On Saturday, after years of pressure from law enforcement officials, Internet classified ad web site Craigslist bowed to demands to remove its “Adult Services” section which critics charged encouraged prostitution and other sex-related crimes. Or it least it appears that it did. Without explanation, following the latest in a series of open letters from state attorneys general decrying the third party content permitted on the site, Craigslist replaced the “Adult Services” link that formerly appeared on the front page of the site with a white-on-black “censored” bar. Whether this move will substantially affect the rate of illegal prostitution across the country remains to be seen. Many, even some of Craigslist’s critics, appear to have their doubts. If nothing else, however, this latest turn in the AGs v. Craigslist saga underscores the misguided nature of the AGs’ tactics as well as the fundamental disagreement that we (and Congress) have with the AGs’ vision of how the Internet should operate.
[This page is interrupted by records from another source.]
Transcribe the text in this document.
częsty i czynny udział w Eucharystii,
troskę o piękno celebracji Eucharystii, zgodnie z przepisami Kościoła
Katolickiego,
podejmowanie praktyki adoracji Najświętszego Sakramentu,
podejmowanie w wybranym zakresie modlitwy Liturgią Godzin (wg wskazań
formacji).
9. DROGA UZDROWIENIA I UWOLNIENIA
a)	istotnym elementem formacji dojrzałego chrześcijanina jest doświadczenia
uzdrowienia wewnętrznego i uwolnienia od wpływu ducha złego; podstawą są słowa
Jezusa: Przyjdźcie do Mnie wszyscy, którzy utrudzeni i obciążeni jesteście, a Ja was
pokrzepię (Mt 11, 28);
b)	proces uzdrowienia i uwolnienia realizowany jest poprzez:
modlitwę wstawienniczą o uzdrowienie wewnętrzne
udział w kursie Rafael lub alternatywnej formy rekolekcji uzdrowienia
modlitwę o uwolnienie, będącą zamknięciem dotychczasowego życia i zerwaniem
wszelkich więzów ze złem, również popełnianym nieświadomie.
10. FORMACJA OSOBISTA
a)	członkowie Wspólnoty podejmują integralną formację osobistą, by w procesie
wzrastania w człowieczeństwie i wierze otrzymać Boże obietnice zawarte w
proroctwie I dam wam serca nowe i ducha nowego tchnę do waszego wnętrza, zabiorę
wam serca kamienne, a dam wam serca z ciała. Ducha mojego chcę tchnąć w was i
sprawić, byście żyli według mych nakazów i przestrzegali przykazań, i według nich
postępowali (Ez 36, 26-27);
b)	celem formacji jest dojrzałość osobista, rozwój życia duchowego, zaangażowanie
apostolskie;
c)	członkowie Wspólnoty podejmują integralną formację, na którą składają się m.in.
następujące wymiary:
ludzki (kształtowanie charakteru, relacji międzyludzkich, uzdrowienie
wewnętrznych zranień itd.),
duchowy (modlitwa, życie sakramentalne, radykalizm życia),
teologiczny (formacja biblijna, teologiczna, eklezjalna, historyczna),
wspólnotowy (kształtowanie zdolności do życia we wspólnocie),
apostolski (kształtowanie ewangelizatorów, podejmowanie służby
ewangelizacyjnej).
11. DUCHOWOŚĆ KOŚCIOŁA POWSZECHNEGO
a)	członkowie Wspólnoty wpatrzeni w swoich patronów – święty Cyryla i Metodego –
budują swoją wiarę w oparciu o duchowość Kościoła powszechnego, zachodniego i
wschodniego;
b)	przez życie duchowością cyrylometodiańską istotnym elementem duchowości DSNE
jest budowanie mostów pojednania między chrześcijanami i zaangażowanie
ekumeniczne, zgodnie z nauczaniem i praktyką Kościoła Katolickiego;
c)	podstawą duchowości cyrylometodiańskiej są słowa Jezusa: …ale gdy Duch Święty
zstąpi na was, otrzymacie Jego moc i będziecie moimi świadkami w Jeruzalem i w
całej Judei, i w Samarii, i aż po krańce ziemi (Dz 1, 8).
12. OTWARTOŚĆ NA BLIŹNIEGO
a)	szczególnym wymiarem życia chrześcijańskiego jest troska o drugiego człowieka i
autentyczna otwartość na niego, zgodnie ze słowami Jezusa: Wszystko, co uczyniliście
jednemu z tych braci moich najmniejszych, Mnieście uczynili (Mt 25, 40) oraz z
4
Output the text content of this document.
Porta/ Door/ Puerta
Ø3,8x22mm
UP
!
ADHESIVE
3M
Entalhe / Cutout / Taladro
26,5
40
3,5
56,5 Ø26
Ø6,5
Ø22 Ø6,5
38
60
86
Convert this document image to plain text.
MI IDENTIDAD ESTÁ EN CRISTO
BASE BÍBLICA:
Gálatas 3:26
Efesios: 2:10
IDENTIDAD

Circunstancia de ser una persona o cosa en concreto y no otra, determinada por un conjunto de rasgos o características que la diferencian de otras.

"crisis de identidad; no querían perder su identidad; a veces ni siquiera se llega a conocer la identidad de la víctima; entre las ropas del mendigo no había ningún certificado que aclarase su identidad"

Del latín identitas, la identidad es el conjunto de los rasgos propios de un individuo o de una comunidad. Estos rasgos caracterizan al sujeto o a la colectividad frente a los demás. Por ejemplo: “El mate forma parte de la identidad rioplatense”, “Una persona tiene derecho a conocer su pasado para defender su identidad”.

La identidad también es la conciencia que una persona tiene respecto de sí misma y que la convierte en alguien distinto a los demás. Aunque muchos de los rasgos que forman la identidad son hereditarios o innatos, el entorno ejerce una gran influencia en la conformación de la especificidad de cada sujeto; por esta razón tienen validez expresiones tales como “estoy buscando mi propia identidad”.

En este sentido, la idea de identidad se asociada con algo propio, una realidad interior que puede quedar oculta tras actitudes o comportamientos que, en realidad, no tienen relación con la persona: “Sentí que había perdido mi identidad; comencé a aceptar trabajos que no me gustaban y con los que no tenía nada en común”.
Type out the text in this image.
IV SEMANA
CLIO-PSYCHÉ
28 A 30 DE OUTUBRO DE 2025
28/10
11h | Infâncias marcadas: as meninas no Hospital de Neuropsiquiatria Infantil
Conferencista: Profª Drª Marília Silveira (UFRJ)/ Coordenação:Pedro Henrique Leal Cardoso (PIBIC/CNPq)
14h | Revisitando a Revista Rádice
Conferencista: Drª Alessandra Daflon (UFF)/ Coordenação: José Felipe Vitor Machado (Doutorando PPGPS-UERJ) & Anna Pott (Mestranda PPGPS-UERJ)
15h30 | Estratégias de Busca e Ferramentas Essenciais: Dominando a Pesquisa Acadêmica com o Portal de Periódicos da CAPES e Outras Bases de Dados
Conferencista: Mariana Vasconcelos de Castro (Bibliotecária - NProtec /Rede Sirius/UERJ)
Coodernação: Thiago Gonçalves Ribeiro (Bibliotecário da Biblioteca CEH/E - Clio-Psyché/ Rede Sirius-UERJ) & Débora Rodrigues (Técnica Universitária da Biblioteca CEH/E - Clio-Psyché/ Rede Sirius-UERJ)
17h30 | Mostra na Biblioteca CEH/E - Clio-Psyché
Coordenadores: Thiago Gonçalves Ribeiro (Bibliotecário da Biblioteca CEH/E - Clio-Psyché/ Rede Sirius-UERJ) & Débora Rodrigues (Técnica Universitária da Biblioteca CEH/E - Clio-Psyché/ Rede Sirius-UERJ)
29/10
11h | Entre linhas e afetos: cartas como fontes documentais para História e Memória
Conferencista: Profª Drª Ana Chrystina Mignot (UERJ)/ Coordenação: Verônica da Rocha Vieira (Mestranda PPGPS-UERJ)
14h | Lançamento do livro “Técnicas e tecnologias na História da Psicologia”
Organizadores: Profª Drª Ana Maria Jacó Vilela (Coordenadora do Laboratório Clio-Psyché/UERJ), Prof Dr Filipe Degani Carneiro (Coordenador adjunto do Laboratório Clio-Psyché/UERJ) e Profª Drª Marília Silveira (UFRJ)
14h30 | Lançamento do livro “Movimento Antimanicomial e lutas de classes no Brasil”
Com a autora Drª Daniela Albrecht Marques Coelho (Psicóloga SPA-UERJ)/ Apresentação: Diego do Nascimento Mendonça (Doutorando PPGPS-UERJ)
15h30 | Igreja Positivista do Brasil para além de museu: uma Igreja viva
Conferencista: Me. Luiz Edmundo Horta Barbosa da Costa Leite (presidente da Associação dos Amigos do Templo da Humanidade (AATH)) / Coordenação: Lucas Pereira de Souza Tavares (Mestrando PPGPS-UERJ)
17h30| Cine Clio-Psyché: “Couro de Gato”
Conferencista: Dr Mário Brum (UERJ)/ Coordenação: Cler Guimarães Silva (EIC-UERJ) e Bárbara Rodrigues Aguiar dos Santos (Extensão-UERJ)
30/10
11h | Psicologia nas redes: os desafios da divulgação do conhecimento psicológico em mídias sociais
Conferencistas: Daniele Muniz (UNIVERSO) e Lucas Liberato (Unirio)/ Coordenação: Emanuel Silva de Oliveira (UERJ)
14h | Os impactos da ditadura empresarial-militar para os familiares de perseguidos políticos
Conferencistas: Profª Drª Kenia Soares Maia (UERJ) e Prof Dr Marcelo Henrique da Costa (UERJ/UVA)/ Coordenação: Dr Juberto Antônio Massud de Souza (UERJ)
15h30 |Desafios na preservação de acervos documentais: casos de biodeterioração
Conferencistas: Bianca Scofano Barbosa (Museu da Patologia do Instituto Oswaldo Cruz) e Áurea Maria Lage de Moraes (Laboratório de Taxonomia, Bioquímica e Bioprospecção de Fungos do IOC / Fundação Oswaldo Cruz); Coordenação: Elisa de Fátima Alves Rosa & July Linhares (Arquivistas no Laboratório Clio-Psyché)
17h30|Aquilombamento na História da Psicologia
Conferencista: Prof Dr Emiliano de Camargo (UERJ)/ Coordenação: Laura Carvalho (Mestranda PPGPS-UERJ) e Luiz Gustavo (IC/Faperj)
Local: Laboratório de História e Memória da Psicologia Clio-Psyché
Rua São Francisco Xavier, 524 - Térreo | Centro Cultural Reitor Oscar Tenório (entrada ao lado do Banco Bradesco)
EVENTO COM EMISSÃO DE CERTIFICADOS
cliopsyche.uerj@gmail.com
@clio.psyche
Through this now years-long struggle, Craigslist’s legal position has been and remains absolutely, unequivocally correct: the Communications Decency Act of 1996 (or CDA) grants providers of “interactive computer services” an absolute shield against state criminal law liability stemming from material posted by third parties. Put simply, the law ensures that the virtual soapbox is not liable for what the speaker says: merely creating a forum in which users post ads that may violate state law plainly does not lead to liability for a web site operator.
The federal statutory immunity upon which Craigslist relies is not some clever loophole. Rather, the intermediary immunity provided by the CDA represents a conscious policy decision by Congress to protect individuals and companies who would otherwise be vulnerable targets to litigants who want to silence speech to which they object, illegal or not. We agree with Congress that a federal policy of holding lawbreakers liable for their own illegal behavior instead of holding intermediaries responsible for the illegal acts of others is the right one, both as a matter of fairness as well as an effective strategy by which speech and innovation can be encouraged and rewarded.
This clear protection plays an essential role in how the Internet functions today, protecting every interactive web site operator — from Facebook to Craigslist to the average solo blog operator — from potentially crippling legal bills and liability stemming from comments or other material posted to web sites by third parties. Moreover, if they were obligated to pre-screen their users’ content, wide swaths of First Amendment-protected speech would inevitably by sacrificed as web site operators, suddenly transformed into conservative content reviewers, permitted only the speech that they could be sure would not trigger lawsuits (or intimidating visits from the attorney general). The ability to encourage speech of all sorts without of fear of legal reprisal is a feature of the CDA 230 world, not a shortcoming, one that encourages the publication of a diverse range of viewpoints and not just those of rich and cautious media companies who can afford the financial risk of publication.
As the chief law enforcement officers of their respective states, the attorneys general certainly know that their legal threats are completely meritless. Yet these and other law enforcement officers have shown little regard for what the law actually requires and have instead embarked on a vigorous campaign to strong-arm a company into submission based on bogus legal threats that nonetheless play well to many of their constituents. This strategy might amount to good politics, especially in an election year, but it continues to show remarkable disdain for the bedrock legal principles that have largely served the Internet well over the past 15 years.
It didn’t have to be this way. Over the past two years, Craigslist repeatedly offered to go far above and beyond their legal obligations to work with law enforcement officials, offering to manually screen ads, require working phone and credit card numbers from ad posters (thereby creating digital footprints by which lawbreakers could be tracked), and help identify missing persons. Not surprisingly, however, having offered to do more than they law required but less than the AGs demanded, the AGs keptcoming back for more, some flatly stating that the essential protections offered by CDA 230 should be repealed.
At least two lessons can be drawn from this latest skirmish in the battle between Craigslist and its critics. First, there sadly appears to be little upside to working with many of these law enforcement officials to resolve such important Internet policy disagreements. At each step of this public debate, the AGs have inevitably rewarded completely voluntary, non-mandatory offers of cooperation from Craigslist with further demands and insults. What possible motivation will other companies have to work with law enforcement to address similar concerns in the future?
Second, and more importantly, supporters of the First Amendment should loudly voice their opposition to this type of misguided rhetoric from elected officials. While Craigslist may have “voluntarily” shuttered its Adult Services section, they did so under constant threat from government officials who continually promised meritless lawsuits and even criminal prosecution if their target did not comply. No one (including Craigslist) disputes that sex trafficking is a reprehensible practice that should be vigorously opposed. The dispute lies in whether law enforcement officials should be permitted to bully and dragoon private web site operators into becoming de facto censors. Many, including EFF, profoundly disagree with the prospect of such a reimagined Internet, and the AGs at minimum owe it to the public to be honest about the First Amendment impact of what they are proposing.